陈思罕满意地笑了,又往他腿上蹭了蹭,像只找到窝的小猫。
杨博文也停下了动作,看着他们。他没有说任何安慰的话,只是很平静地陈述。
杨博文“沙堡虽然不结实,但堆的时候,专注的是当下。”
专注当下是杨博文经常对他说的一句话,也是他曾经最坚信的一句话。
未来如何,无法掌控。系统如何,暂时无法摆脱。此刻,在这个阳光温暖、海风轻柔的下午,身边有朋友的陪伴,可以暂时忘记那些烦恼,专注于堆一个幼稚的沙堡。(我去好押韵,不愧是我。)
至少,让他有了一点喘息的空间,有了一点继续前行的力气。
远处的嬉闹声似乎远去了。王橹杰补录完镜头,正朝这边走来,目光第一时间锁定了沈辰风。当他看到沈辰风脸上带上了一点宁静的神情时,脚步微微一顿,眼神柔和下来。
左奇函他们也结束了玩闹,一边互相泼着水一边往岸上走。

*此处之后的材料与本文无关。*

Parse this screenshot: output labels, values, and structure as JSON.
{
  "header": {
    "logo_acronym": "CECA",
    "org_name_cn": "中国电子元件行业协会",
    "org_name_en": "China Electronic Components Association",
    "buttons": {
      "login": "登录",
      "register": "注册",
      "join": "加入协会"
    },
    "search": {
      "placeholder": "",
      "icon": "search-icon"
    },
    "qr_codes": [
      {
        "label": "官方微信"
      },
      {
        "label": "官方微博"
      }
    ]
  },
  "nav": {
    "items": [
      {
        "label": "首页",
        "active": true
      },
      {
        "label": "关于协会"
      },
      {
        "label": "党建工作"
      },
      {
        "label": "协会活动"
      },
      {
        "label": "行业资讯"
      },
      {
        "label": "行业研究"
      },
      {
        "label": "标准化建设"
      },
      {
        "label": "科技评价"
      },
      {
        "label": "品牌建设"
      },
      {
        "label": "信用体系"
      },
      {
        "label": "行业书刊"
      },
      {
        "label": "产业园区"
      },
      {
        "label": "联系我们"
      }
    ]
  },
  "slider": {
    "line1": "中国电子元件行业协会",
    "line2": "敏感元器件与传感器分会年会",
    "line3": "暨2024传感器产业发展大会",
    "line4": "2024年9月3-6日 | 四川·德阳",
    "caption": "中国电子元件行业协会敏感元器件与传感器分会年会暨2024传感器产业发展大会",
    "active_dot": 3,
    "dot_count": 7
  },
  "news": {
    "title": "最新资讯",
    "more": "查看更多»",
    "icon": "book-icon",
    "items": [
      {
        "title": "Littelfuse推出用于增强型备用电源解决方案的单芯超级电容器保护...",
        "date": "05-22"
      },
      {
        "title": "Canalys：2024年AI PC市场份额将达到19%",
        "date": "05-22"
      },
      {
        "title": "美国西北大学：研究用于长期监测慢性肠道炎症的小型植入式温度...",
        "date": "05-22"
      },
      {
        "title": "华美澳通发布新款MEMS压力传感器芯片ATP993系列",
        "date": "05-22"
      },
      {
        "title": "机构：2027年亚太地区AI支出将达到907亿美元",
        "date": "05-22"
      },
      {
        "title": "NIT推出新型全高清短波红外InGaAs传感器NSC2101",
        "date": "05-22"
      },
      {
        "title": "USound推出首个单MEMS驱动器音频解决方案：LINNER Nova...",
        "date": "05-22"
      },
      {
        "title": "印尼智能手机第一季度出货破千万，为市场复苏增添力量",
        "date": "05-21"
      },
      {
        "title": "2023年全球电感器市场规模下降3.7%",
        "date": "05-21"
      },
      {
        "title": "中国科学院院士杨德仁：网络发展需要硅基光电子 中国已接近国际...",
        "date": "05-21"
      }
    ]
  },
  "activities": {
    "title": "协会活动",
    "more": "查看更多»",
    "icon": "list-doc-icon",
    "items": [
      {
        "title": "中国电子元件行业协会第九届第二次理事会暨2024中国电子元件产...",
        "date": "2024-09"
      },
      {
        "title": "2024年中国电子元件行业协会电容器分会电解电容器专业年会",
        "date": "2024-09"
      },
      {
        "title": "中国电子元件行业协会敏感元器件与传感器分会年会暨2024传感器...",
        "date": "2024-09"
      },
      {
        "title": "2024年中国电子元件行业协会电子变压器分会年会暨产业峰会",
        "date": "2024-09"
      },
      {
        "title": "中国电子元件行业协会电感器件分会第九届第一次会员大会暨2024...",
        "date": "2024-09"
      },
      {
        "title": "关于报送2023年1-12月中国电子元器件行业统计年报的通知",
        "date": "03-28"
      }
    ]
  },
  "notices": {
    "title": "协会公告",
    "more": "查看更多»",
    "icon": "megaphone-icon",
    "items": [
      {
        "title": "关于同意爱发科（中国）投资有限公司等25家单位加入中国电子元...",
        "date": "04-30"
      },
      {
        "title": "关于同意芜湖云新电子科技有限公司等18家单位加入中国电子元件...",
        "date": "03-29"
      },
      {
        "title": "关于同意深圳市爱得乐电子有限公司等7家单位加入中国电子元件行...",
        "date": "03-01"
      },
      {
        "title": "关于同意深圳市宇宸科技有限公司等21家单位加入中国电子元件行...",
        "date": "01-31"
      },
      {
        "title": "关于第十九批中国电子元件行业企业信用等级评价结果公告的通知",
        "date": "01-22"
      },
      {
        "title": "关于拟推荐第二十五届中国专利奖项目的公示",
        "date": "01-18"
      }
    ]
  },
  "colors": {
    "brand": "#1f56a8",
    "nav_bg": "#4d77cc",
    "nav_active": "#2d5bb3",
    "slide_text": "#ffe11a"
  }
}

张函瑞依旧坐在阴凉处,目光平静地扫过沙滩上这温馨的一幕。
海风吹过,带走了细沙。
也许,他可以在系统的缝隙里,找到一丝喘息和挣扎的空间。
也许……他还有希望。
沙堡终究会消失。
一起堆沙堡的人,和这份在困境中互相支撑的温暖,或许,能留得更久一些。